Yesterday, I decided I would go visit my neighbours- nothing out of the ordinary. My na gosti-ing started around noon.

8 hours, 3 houses, 9 sets of neighbours, 5 glasses of soda, and 4 gifts later, I arrived home.

Today, I had the priviledge of having guests at my house as some of the neighbourhood children came over to play Uno and draw.   

4 hours, 10 games of Uno, 3 children, and 8 uses of my Eng-MK dictionary later, I was home alone.

And now a......

Reader's Digest Version of The Art of Na Gosti-ing
1) You have to sometimes work for your na gostis. You might have to do what is uncommon for Americans- just appear on someone's doorstep and basically invite yourself in. This is the hardest part of na gosti-ing in my mind, getting used to just appearing and not worrying if you are being an inconvenience. After being here almost a year, this is still something I struggle with, even with my closest friends and neighbours here that I usually see a couple times a week. However, if you are willing to step out of your comfort zone and ring someone's doorbell, you are in for a treat.

2) Clear your schedule for at least 3 hours. I have had na gostis last up to eight or nine hours and then they were begging me to spend the night. Be prepared to spend quite a bit of time at someone's house when you go.  

3) Learn when are the right times for nodding, saying "da", smiling, and laughing even if you have no idea what the conversation is about. It will save you lots of time having people retell stories to you over and over using different vocabulary each time. Warning with this strategy: if you do this too much, you could end up agreeing to lots of things you don't want to and people will start to think your Macedonian is better than it is, thus leading to even more advanced conversations that go over your head even more.

4) Even if you don't want it, learn to accept and drink lots of soda and coffee and be prepared to eat. In most Macedonian homes, your soda glass will be filled almost immediately after you take one sip and you must finish your glass before you go home, so drink slowly if you want to limit the amount of soda you have to drink. Don't want coffee? Try telling them that if you drink coffee now, you won't sleep later. That is the only excuse I have found that allows me to turn down coffee without too much fuss. Who cares if you just ate a 5 course meal, if you na gosti, be ready to eat even more.

5) Ring, ring. "Hello (pause) Oh hi Stephen Kutzy (pause) You need to talk to me right now? Ok." Become familiar with the Fake Call feature on your phone. When the na gosti has reached a point of no return and you aren't sure how you will ever be able to escape, casually turn on the fake call feature and within a minute, you will have a perfectly acceptable excuse to escape back to your couch and external hard drive. "Sorry I have to talk to my boss at the Peace Corps right now. I am terribly sorry to leave. I will certainly come back though. Thanks!". Other acceptable excuses include: having a Skype meeting, Macedonian language homework, "I think I left my boiler on and don't want to get charged the electricity which is so expensive", and the always successful- "Its time to call my mom and dad (or another loved one back home)". This country survives on relationships, so it is a fool proof excuse.
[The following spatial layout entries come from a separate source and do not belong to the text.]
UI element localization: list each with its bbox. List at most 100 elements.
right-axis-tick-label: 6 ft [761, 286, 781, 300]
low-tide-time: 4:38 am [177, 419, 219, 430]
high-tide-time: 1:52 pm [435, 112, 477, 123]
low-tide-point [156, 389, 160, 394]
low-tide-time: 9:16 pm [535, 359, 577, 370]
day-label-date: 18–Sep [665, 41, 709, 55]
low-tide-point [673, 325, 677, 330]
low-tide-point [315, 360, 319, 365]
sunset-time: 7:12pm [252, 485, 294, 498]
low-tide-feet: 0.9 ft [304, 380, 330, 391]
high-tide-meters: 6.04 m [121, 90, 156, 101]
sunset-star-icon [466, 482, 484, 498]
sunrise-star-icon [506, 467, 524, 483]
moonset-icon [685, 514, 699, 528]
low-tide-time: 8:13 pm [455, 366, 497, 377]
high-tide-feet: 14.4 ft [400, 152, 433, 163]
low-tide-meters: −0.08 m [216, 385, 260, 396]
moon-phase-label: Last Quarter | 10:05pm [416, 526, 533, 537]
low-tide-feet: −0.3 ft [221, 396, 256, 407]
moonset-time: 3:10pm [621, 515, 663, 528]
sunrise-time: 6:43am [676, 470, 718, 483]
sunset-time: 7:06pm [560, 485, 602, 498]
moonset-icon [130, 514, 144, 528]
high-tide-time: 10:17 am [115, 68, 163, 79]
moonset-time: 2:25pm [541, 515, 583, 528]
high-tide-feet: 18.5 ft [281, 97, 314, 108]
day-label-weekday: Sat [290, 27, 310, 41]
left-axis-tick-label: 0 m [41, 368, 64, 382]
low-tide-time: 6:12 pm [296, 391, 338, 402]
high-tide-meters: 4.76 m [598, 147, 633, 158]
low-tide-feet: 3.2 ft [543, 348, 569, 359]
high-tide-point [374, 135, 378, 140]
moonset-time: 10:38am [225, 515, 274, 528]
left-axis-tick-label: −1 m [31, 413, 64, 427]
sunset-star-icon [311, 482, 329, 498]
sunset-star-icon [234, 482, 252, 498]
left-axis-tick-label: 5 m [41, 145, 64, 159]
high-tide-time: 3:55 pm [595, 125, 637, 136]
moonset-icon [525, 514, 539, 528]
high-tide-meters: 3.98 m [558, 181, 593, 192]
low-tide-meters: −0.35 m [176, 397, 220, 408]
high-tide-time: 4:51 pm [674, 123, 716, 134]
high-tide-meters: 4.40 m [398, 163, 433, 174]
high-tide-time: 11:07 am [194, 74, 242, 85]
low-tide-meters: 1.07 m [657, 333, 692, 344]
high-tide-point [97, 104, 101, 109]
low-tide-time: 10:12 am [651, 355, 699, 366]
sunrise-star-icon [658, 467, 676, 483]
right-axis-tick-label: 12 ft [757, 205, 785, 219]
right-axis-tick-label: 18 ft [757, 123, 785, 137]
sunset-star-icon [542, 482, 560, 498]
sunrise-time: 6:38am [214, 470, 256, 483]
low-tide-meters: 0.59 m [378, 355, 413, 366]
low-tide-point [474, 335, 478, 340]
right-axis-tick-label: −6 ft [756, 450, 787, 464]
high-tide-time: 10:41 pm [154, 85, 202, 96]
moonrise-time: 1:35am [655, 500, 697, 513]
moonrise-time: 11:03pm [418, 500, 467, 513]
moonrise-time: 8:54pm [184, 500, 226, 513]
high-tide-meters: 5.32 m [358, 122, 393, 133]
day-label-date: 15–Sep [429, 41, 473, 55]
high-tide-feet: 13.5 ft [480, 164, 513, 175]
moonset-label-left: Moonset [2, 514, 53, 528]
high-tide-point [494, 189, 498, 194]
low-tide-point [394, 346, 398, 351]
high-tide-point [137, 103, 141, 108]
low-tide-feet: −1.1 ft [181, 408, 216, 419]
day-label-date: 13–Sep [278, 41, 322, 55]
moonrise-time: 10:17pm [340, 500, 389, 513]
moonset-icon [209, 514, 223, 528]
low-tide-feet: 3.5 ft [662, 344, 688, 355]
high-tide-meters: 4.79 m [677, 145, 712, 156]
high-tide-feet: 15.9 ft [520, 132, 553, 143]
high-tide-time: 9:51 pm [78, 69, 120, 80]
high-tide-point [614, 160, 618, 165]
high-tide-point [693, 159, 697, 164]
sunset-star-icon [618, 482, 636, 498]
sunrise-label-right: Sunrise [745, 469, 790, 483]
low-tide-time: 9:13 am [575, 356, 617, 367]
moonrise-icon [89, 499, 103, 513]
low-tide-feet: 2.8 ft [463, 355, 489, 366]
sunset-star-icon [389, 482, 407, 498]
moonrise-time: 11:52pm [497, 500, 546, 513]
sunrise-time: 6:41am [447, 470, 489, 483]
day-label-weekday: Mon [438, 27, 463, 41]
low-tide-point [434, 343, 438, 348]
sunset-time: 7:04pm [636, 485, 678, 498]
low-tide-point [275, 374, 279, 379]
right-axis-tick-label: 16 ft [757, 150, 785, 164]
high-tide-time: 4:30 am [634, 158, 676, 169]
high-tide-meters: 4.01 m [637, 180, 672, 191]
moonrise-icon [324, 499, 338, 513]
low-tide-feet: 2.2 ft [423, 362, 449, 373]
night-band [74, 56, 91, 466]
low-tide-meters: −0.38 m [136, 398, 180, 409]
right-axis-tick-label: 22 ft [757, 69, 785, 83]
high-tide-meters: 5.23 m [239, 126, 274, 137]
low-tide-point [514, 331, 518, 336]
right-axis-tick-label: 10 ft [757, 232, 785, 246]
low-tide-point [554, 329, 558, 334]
6) Ajvar, slippers, homemade bread...the list goes on. Be prepared of the possibility of accepting gifts when you leave. If you are a regular visitor this may not happen after the first few times, but if you are a new guest, be ready because it might happen. Common gifts include: fruit and vegetables from their yard, flowers they grew, jars of ajvar, pindjur, and slatko, homemade treats like bread and cookies, and bracelets and other items the children have made/recently bought that you can wear and show off. I have also received: moldy pears, plastic bag "creations", scraps of fabric, and a container of liver. Yum. Yum.

The gifts I received in my na gosti-ing yesterday
A jar of ajvar- my first homemade ajvar in months!
The most stylish and elaborate knit slippers I have seen in this country
A bracelet made out of painted telephone cord
A friendship bracelet- the first one (the others are from Camp GLOW)
7) The final, and most important step, enjoy yourself. You will feel very uncomfortable at times, confused by the language, bored with the conversation topic, or stuffed to the gills with food and drink, however, in my mind, na gosti-ing is one of the most important and most rewarding parts of your service here. It is a chance to show the locals that you aren't so different/weird/scary after all.